Among other achievements, he researched an extensive rhino fossil collection and established a new body of data from which other paleontologists now draw. And after extensively studying the Eocene-Oligocene age, which introduced glaciers and modern mammals, he organized information from other scholars into a comprehensive look at that period, Wolberg said.
"Compared to other Schuchert winners, I'm not as theoretical a paleontologist," Prothero said. "But I've established the basics. I've done a lot of groundwork and created a lot of data that theoretical paleontologists wave their arms about."
The Occidental instructor, a prolific writer and researcher, is considered by his colleagues to be an expert on North American rhinos, but also is well-versed in archeology, marine geology and stratigraphy, the study of rock layering.
Prothero recently sat in his office, surrounded by rhino and dinosaur figurines, cartoons and posters. A cardboard, three-dimensional rhino sat atop his computer, near a rhino-shaped cup that held marking pens. Plastic rhinos of various sizes dotted his book-lined shelves.

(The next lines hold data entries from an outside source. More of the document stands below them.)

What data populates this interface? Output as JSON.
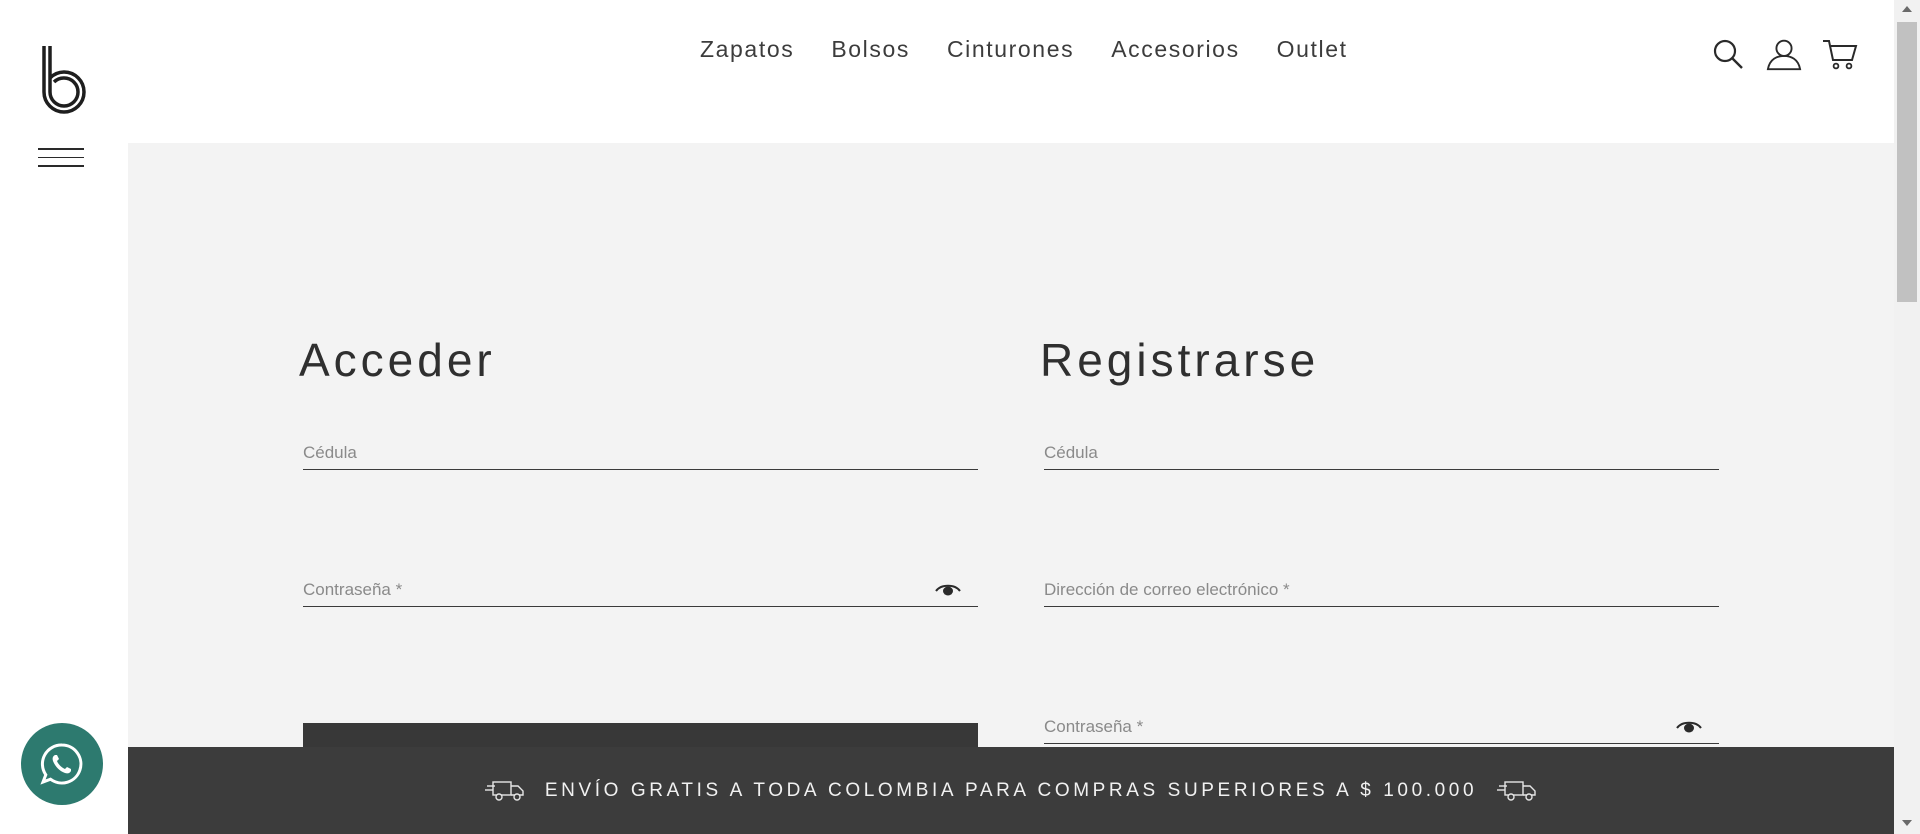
{
  "brand": {
    "logo_letter": "b"
  },
  "nav": {
    "items": [
      {
        "label": "Zapatos"
      },
      {
        "label": "Bolsos"
      },
      {
        "label": "Cinturones"
      },
      {
        "label": "Accesorios"
      },
      {
        "label": "Outlet"
      }
    ]
  },
  "header_icons": [
    "search-icon",
    "user-icon",
    "cart-icon"
  ],
  "login": {
    "title": "Acceder",
    "cedula_placeholder": "Cédula",
    "password_placeholder": "Contraseña *",
    "cedula_value": "",
    "password_value": ""
  },
  "register": {
    "title": "Registrarse",
    "cedula_placeholder": "Cédula",
    "email_placeholder": "Dirección de correo electrónico *",
    "password_placeholder": "Contraseña *",
    "cedula_value": "",
    "email_value": "",
    "password_value": ""
  },
  "banner": {
    "text": "ENVÍO GRATIS A TODA COLOMBIA PARA COMPRAS SUPERIORES A $ 100.000"
  },
  "colors": {
    "main_bg": "#f3f3f3",
    "banner_bg": "#3c3c3c",
    "whatsapp": "#2d7a6f",
    "text": "#3a3a3a"
  }
}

The instructor at one time was a "serious" trombonist, he said. He is chairman of Occidental's Faculty Club, which organizes social functions for faculty members, and he is getting married later this year. Otherwise, he said, he lives and breathes paleontology.
"I'm one of those kids who got hooked on dinosaurs at the age of 4 and never grew up," Prothero said. "In reality, my hobby is my research. This is my work and my fun."
The former Guggenheim Foundation and National Science Foundation fellow earned degrees in biology and geology before specializing in paleontology at Columbia University.
During graduate school, as an assistant at New York's American Museum of Natural History, Prothero was able to study and organize an extensive collection of rhino fossils, he said. The work established him as a rhino expert and bolstered his interest in the prehistoric mammal.
"I love to proselytize and say, 'Stop using the evolution of the horse to show how evolution occurred,' " Prothero said. "The evolution of rhinos is just as spectacular. There were rhinos 18 feet tall who grazed on top of trees. There were some the size of a Great Dane that ran faster than a horse. Ecologically, if there's something a mammal can do, a rhino has done it."
As a graduate student, Prothero studied fossils from the Eocene-Oligocene period of 40 million to 30 million years ago, which began the Glacial Age and the greatest climatic changes since the time of dinosaurs, about 65 million years ago, he said.
In 1989, four years after arriving at Occidental, he organized a conference on that period for more than 60 scientists from around the world. Now he and a colleague are working on a two-book compilation of information gathered at the event.
Prothero, who has published two books and more than 60 scientific papers since he began teaching nine years ago, is writing or editing three other books and also is an editor of the Journal of Paleontology, published by the Paleontological Society. He said he proofreads and typesets all of his work on his home computer to save time and ensure accuracy.
Prothero's energetic approach to his work at times has sparked resentment from some of his colleagues in paleontology, partly because of the competitive nature of scientific research, Wolberg said.
"Some people feel he's done too much too quickly. They're put off by his aggressiveness and eagerness," Wolberg said. "I love it. I think it's exactly what we need."